Quando a gente olha para trás, pra nossa infância, há livros e histórias que permearam o nosso imaginário de quando éramos crianças, independentemente de em qual cidade morássemos. Isso acontece com as histórias de Mauricio de Sousa, de Ziraldo, de Ana Maria Machado, de Pedro Bandeira, de Marcos Rey e também de João Carlos Marinho – que, dentre essa constelação literária, pode até ser que tenha um nome menos popularmente conhecido, mas seus livros tiveram (e têm!) muitos leitores. E agora, pela primeira vez, a conhecida ‘Turma do Gordo’ ganha sua primeira adaptação cinematográfica: o longa ‘O Gênio do Crime’, um dos grandes lançamentos nacionais no circuito essa semana.

João (Francisco Galvão) é um jovem bastante perspicaz, fã do canal do Mister Mistério (Marcos Veras, de ‘Nas Ondas da Fé’), um detetive que faz investigações pela cidade.

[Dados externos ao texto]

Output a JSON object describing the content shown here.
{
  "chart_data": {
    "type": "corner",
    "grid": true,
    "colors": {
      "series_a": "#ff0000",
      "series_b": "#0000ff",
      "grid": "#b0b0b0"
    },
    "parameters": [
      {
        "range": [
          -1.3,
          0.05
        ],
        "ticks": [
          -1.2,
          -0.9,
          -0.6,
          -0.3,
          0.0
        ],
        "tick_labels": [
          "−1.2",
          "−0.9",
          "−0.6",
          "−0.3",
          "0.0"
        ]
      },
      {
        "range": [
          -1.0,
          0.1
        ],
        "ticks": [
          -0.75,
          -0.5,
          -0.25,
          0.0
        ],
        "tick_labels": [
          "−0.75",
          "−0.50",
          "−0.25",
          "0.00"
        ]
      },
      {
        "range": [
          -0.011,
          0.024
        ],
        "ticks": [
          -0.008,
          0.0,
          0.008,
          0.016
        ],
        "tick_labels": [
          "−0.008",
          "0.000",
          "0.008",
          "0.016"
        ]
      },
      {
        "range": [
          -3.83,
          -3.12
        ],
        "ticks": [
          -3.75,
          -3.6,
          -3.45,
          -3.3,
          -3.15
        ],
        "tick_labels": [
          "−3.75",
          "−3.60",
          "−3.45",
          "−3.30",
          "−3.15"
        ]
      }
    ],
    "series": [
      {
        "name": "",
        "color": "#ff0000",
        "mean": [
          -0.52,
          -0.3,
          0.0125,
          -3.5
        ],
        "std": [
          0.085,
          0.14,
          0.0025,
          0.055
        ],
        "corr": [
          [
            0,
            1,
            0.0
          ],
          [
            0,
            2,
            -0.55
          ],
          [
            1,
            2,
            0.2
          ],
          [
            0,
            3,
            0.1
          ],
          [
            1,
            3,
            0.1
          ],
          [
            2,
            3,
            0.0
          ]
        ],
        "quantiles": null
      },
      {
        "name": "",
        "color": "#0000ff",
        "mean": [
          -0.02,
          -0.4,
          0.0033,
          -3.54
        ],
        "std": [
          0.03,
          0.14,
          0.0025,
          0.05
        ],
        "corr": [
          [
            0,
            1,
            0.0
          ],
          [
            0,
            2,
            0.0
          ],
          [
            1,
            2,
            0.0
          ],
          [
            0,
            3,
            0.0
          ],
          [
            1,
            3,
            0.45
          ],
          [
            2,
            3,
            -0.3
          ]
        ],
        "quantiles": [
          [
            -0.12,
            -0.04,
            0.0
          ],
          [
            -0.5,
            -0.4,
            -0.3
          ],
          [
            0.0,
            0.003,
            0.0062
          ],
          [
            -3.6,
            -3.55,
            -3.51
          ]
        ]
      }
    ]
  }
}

Quando João e seus melhores amigos, Pituca (Breno Kaneto) e Edmundo (Samuel Estevam) começam a observar que uma das figurinhas mais cobiçadas do álbum de figurinhas da Copa do Mundo, a do Vini Jr, se torna rara no mercado, mas alguns meninos da escola rival parecem não só ter a figurinha, como indicar a outros (e, assim, completaram o álbum mais rápido), a turminha começa a desconfiar e faz a denúncia para a polícia, que não faz nada. Assim, para resolver esse mistério – antes mesmo do seu ídolo Mister Mistério – João e seus amigos decidem investigar por conta própria, com a ajuda da mais nova membra do grupo: Berenice (Bella Alelaf).
‘O Gênio do Crime’ traz aquele tipo de história bem infantojuvenil mesmo, com um ar de pureza e inocência típico das crianças – que começam a entrar no universo adulto, mais perigoso e cheio de problemas, mas ainda têm a cabecinha ligada em questões do universo delas. Por isso, o tal ‘O Gênio do Crime’ tem a ver com um crime de falsificação de figurinhas, não algo mais tenebroso. Porque lá nos anos 80/90, quando essas histórias fizeram muito sucesso nas escolas e bibliotecas, a proposta era fazer a garotada ler e gostar de ler, e não necessariamente fazê-las cultivar um gosto com o true crime ou histórias mais tenebrosas, como vemos nos dias de hoje em outras produções que faz sucesso dentre a garotada como ‘Wandinha’ e ‘Stranger Things’.
Baseado no romance homônimo, ‘O Gênio do Crime’ tem um roteiro bem “suco com bolacha” (pra não dizer água com açúcar e pegando o típico lanche da tarde). Escrito por Ana Reber com colaboração de Marcos Ferraz, o roteiro faz uma boa adaptação não só da história do livro, mas de sua essência, seu clima. Para quem leu, o filme é como se teletransportar para uma época pré-internet quando o país acreditava e torcia muito pela seleção masculina de futebol. Aliás, uma boa sacada essa de lançar o filme às vésperas do mundial.

André Filipe Binder (cujo trabalho era mais voltado para séries de TV, como ‘Filhas de Eva’) consegue um simpático resultado com o protagonismo infantil interagindo com nomes já consagrados do mercado, como Marcos Veras, Ailton Graça e Douglas Silva. O contraste entre ambos os núcleos provoca sorriso no público. Deve ter sido divertido gravar esse filme.
Com sabor de nostalgia e ares de inocência juvenil, ‘O Gênio do Crime’ entrega o sabor de um livro dos anos 80 para um público de 2026 sedento por histórias nas quais possam se ver e se espelhar. Uma aventurinha com pintadas de suspense e mistério que contempla toda a família e ainda reacende a vontade de torcer na Copa do Mundo. Prato cheio para o programa de domingo a tarde.